Technology using video sensors and mathematical algorithms will regulate temperatures at mosques, improving experience for worshippers while cutting back on energy use.
Mosque temperatures to be decided by worshipper numbers using Masdar professors’ system
ABU DHABI // Complaints from worshippers about chilly and overcrowded mosques as well as spiralling energy bills could be a thing of the past.
The Masdar Institute of Science and Technology’s new “smart mosque” project aims to save money and energy by controlling air-conditioning systems and monitoring occupancy rates at places of worship so the devout can choose where they want to pray in space and comfort.
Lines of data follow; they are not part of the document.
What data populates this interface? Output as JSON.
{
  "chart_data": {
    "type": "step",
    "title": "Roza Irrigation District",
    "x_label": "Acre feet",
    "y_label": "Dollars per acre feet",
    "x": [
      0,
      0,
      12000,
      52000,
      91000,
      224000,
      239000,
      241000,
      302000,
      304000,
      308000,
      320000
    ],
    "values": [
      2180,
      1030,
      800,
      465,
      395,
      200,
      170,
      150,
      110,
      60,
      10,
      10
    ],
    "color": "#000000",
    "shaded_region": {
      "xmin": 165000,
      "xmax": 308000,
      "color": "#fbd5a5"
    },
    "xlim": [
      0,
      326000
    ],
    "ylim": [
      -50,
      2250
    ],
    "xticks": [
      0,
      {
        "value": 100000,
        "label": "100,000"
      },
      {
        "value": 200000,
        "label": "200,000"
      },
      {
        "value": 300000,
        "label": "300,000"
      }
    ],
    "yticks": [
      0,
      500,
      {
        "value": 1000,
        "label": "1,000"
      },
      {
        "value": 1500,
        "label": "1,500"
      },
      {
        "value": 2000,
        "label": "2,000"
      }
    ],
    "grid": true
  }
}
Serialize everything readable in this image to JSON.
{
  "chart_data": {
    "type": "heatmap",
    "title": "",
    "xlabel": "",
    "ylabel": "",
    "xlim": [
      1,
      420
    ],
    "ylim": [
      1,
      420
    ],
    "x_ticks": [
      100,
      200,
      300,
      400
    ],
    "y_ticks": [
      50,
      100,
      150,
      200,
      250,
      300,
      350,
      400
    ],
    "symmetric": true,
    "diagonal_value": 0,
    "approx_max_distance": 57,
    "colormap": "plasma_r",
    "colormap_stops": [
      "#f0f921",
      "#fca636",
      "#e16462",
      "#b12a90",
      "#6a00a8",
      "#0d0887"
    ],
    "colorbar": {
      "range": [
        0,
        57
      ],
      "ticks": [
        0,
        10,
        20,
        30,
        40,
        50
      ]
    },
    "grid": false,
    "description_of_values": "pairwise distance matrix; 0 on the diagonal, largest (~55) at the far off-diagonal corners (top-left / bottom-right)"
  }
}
“The idea came up when I noticed how occupancy rates vary from one mosque to another,” said Dr Talal Rahwan, assistant professor of computer and information sciences at Masdar and project leader.
“I thought there should be some intelligent building management system that can adjust air conditioning to reflect the occupancy rate.”
Air conditioning accounted for almost 70 per cent of the country’s electricity consumption. As mosques are visited at five points during the day their energy use needs to be monitored and checked.
Dr Rahwan and colleague Dr Sid Chau, also assistant professor of computing and information sciences at Masdar, developed a video program that counted the number of people entering the mosque.
“It can keep track of the occupancy rate. You need a algorithm to predict occupancy rate as well as an optimised control over the air conditioning to reflect the need for cooling, controlled wirelessly,” Dr Rahwan said.
Although the project is at the study stage, the pair were able to demonstrate its effectiveness at two mosques – Masjid Fatah, near Madinat Zayed in the capital, and at Masjid Al Haq, in Khalifa City A.
“We chose those two as one is always packed and the other not as much,” Dr Rahwan said. “This really shows there needs to be a system that can adapt to the varying occupying patterns we see.”
The system will automatically switch off the air conditioning once worshippers leave.
“We expect the technology to minimise power consumption of mosques while also helping with the overall management,” said Fatiha AlBarqi, head of mosques services at the General Authority of Islamic Affairs and Endowments.
The trial in Khalifa City A is nearly complete.
“We managed to find a study quantifying people’s different levels of comfort in temperature, given various activities,” Dr Rahwan added.
“When people do different activities they prefer a different temperature. The ideal temperature for people to be comfortable when they pray is the same temperature as when walking slowly.”
A mobile application is expected to be developed to show occupancy rates in each mosque.
The aim is to help worshippers make informed decisions when selecting where to pray, to avoid overcrowding.